After recovering, he began working as a student teacher at the British School in Eastwood, where he met a young woman named Jessie Chambers, who became his close friend and intellectual companion. He cared for her very deeply, but he did not feel any attraction for her.
Jessie Chambers is the “Miriam” of Sons and Lovers. Then, he ended his engagement with Jessie and began another one with Louie Burrows to whom his sister, Ada, introduced Lawrence: all three of them were trained to be teachers at the same school.He then moved to London to undertake a teaching job in Croydon. He began writing poems, short stories and completed his first novel The White Peacock in 1910, and published it in 1911. A year later, Lawrence published his second novel, The Trespasser, a story based on the experiences of a fellow teacher who had an affair with a married man who then committed suicide. However, in the spring of 1912, Lawrence’s life suddenly changed. He fell in love with Frieda Von Richthofen, a woman who left her husband and her three children to flee with him to Germany and then to Italy. Lawrence continued to write at a furious pace. He published his first play, The Daughter-in-Law, in 1912. A year later, he published his first volume of poetry: Love Poems and Others. Later in 1913, Lawrence published his third novel, Sons and Lovers, a highly autobiographical story of a young man and aspiring artist named Paul Morel.
After the marriage of Lawrence with Frieda on July 13, 1914, he published a highly regarded short-story collection, The Prussian Officer, and in 1915 he wrote another novel, The Rainbow, which was quite sexually explicit for the time.Feeling betrayed by his country but unable to travel abroad because of World War I, Lawrence retreated to Cornwall at the far southwestern edge of Great Britain. However, the local government considered the presence of a controversial writer and his German wife so near the coast to be a wartime security threat, and it banished him from Cornwall in 1917. Lawrence spent the next two years moving among friends’ apartments. However, despite the tumult of the period, Lawrence managed to publish four volumes of poetry between 1916 and 1919: Amores (1916), Look! We Have Come Through! (1919), New Poems (1918) and Bay: A Book of Poems (1919).

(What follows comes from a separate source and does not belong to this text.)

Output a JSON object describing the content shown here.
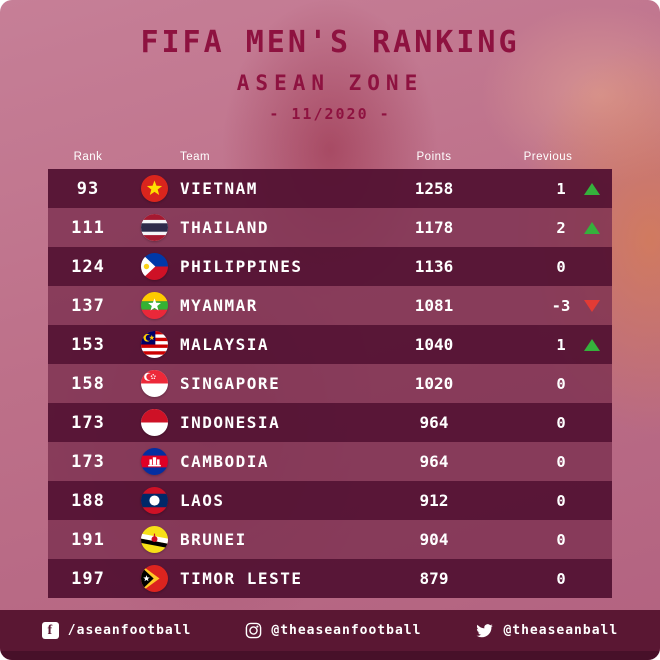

After the end of the First World War, Lawrence once again left England for Italy. There, he spent two highly enjoyable years traveling and writing. He completed and published his two greatest novels, The Rainbow and Women in Love, in 1915 and 1920 respectively. He also edited a series of short stories that he had written during the war, which were published under the title My England and Other Stories in 1922.
Having fallen ill with tuberculosis, Lawrence returned to Italy in 1927. There, in his last great creative burst, he wrote Lady Chatterley’s Lover, his best-known and most infamous novel published in Italy in 1928.Increasingly hobbled by his tuberculosis, Lawrence wrote very little near the end of his life. His final works were a critique of Western religion titled Apocalypse and Last Poems, both of which were published in 1930. Lawrence was a gifted poet, painter and novelist, although some of his works may be considered pornographic. Editors cut out highly sexually-charged scenes in Sons and Lovers. In 1929, some of his paintings in the Warren Gallery in London were seized because they were too obscene. His linguistic precision, mastery of a wide range of subject matters and genres, psychological complexity and exploration of female sexuality distinguish him as one of the most refined and revolutionary English writers of the early twentieth century.After a deterioration of his health, Lawrence died in the south of France, on March 2, 1930, at the age of 45.